1Reese stepped out of the office building and took in a deep breath of that beautiful Albany air and exhaled... "I'm so hot!" And fifteen men ran out of an alley and kidnapped her. They rushed into a V8 powered VW Bus and drove off. She looked around at her captors as they filled out legal papers. She wasn't sure what she was doing here, but she had to make sure they knew she wasn't going to be taken without a fight.

"Is bill-writing super fun, or what?" she exclaimed.

The mobsters looked at her like she had just told them she was a packet of Oscar Meyer weiners that had been shipped from Russia to deliver news to the President that wearing purple shoes on Fridays was illegal. They shrugged and went back to their work. The van slowed to a crawl and finally stopped in front of Ace Hardware, their current hideout. Reese was dragged into the backroom and dropped at the feet of...

"Haha! You look funny! What happened to your face? I know a great cosmetologist that can cover tha-"

"SHUT UP! No one addresses the mighty Doctor Doom in that matter! Spidey, go get my guest a latte, hold the cream, extra soy. Now!"

Peter ran to do his master's bidding. Reese was busy fixing her hair when the back wall exploded! KABOOM!!! James ran into the room with Sig Sauer ready in his hand.

"Who are you?" Doom inquired.

"The name's Bond. James Bond. And I am here in the rescue of my beloved Mary Jane!"

By then, Peter had returned with Reese's mocha latte, hold the cream, extra soy. Hearing Bond's remark, he dropped the mocha latte, hold the cream, extra soy and yelled at Reese,

"M.J.?!!? You're cheating on me?! For a guy from across the pond!?! Why?!"

"Who are you?" she responded, "I'm so hot."

"It's true!" Doom shouted above the noise.

"Oh crap! Now they've gone brainwashed you! Don't you remember me?" Peter cried.

"There's only one that can brainwash one, and that is-"

KABOOM!!!

The other wall exploded, and Harry, Ron, and Hermione flew in on Hippogriffs, closely followed by Hagrid on his flying motorcycle. They jumped down and withdrew their wands.
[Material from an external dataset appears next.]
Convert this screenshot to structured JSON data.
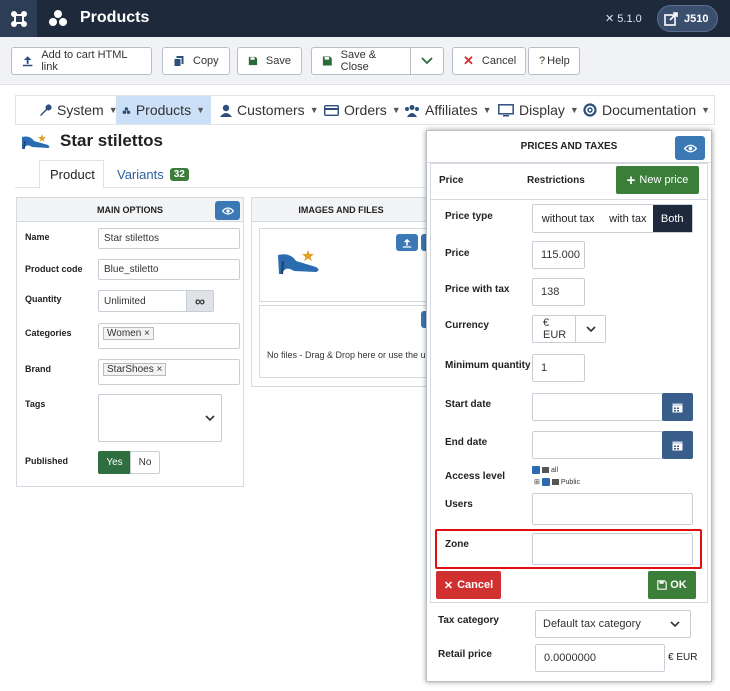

Harry said, "Hello, James, good to see you again. I'm sure you've all heard of me, Harry Potter, The Boy Who Lived, The One and Only son of James and Lily Potter, the man, the myth, the legend, you've read the books, now you can see the movies!!! (all 27 of them) And this is Ron, Hermione, and Hagrid."

Bond shot at the Hippogriffs, then they imploded from too much excitement. Then he launched into song:

I am a spy

Not your average guy

Just the simple fact that I can't die

Leaves those villains wondering why

As they continually try

To get my last goodbye

And I never seem to sweat!

"Dude, seriously?" Peter asked, and Michael Jackson moonwalked him so hard in the face he landed in the middle of next week.

"I'm so hot." Reese said.

"Will you stop-"

KABOOM!!!

A third wall exploded and the whole building collapsed at the feet of the unstoppable Chuck Norris. He round house kicked James so hard they all died.

And Chuck got the mocha latte, hold the cream, extra soy.